Aku jengkel setengah mati. Seharian ini aku harus menghindari pria gila itu. Entah berapa kali aku mendapatinya sedang mengikutiku diam-diam. Bahkan ketika aku sengaja memasuki toko pakaian dalam wanita pun dia dengan tanpa malu juga mengikuti. Apa yang sedang difikirkannya. Tak cukup jelas kah kata-kata yang kulontarkan untuknya. Aku memasuki restoran yg ada disalah satu sudut mall. Sengaja aku memilih tempat makan yang terbuka dan ramai untuk sedikit menggeser fikiranku bahwa aku sedang dibuntuti. Aku duduk disalah satu sofa. Mulai menimbang-nimbang ingin memesan apa. Aku lapar, aku butuh tenaga untuk memarahinya setelah ini.
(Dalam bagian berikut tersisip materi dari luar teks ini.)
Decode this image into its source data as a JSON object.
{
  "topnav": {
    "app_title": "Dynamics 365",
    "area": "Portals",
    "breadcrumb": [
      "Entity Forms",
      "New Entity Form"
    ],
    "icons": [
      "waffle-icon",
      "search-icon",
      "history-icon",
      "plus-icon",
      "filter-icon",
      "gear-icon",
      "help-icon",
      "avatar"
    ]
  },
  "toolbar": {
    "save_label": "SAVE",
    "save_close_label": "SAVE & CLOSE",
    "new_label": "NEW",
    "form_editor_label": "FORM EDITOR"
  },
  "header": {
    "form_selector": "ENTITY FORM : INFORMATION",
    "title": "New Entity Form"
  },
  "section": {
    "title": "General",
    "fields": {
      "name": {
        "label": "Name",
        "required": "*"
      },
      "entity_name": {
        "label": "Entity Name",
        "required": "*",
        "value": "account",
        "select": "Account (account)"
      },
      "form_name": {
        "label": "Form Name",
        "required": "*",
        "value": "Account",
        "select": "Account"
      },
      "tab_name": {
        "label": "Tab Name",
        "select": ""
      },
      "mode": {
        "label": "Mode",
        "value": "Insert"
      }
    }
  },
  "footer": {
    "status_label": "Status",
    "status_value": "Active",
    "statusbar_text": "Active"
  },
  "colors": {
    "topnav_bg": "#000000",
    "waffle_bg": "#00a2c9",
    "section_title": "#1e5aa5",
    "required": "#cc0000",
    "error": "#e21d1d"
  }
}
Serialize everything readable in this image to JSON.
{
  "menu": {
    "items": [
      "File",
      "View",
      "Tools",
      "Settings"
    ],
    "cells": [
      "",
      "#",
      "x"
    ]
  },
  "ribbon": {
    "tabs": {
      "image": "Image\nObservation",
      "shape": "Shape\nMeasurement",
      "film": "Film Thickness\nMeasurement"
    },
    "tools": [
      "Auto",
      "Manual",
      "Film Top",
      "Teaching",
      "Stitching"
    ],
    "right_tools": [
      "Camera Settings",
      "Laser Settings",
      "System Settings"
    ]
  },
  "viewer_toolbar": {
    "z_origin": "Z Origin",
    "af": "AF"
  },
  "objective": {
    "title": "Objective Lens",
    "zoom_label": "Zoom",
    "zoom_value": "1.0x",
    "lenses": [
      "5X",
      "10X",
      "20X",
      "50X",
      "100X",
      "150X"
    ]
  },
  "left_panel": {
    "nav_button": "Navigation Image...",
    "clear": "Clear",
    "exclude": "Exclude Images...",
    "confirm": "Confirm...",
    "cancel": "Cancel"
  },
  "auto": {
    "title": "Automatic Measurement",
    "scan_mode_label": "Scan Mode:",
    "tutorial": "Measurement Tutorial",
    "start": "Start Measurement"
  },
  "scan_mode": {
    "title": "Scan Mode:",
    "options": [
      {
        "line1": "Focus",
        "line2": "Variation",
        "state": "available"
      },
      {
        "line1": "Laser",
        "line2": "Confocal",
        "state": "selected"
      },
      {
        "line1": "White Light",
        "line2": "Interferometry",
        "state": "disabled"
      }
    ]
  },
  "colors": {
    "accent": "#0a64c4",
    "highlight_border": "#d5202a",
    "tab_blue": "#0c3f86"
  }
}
Aku melihat-lihat gerai yg berjejer di sebelah kanan restoran. Restoran ini mengusung konsep festival kuliner. Dia menempatkan beberapa menu andalan rumah makan diluaran disetiap gerai. Itu menjelaskan mengapa tempat ini ramai, karena ada banyak pilihan yang bisa diambil. Aku berdiri menuju salah satu gerai, mataku melirik kesekitar untuk mencari pria itu. Tidak kutemukan, tapi aku yakin dia sedang mengawasiku dari satu tempat disekitar sini. Aku memesan makanan lalu kembali duduk di sofa.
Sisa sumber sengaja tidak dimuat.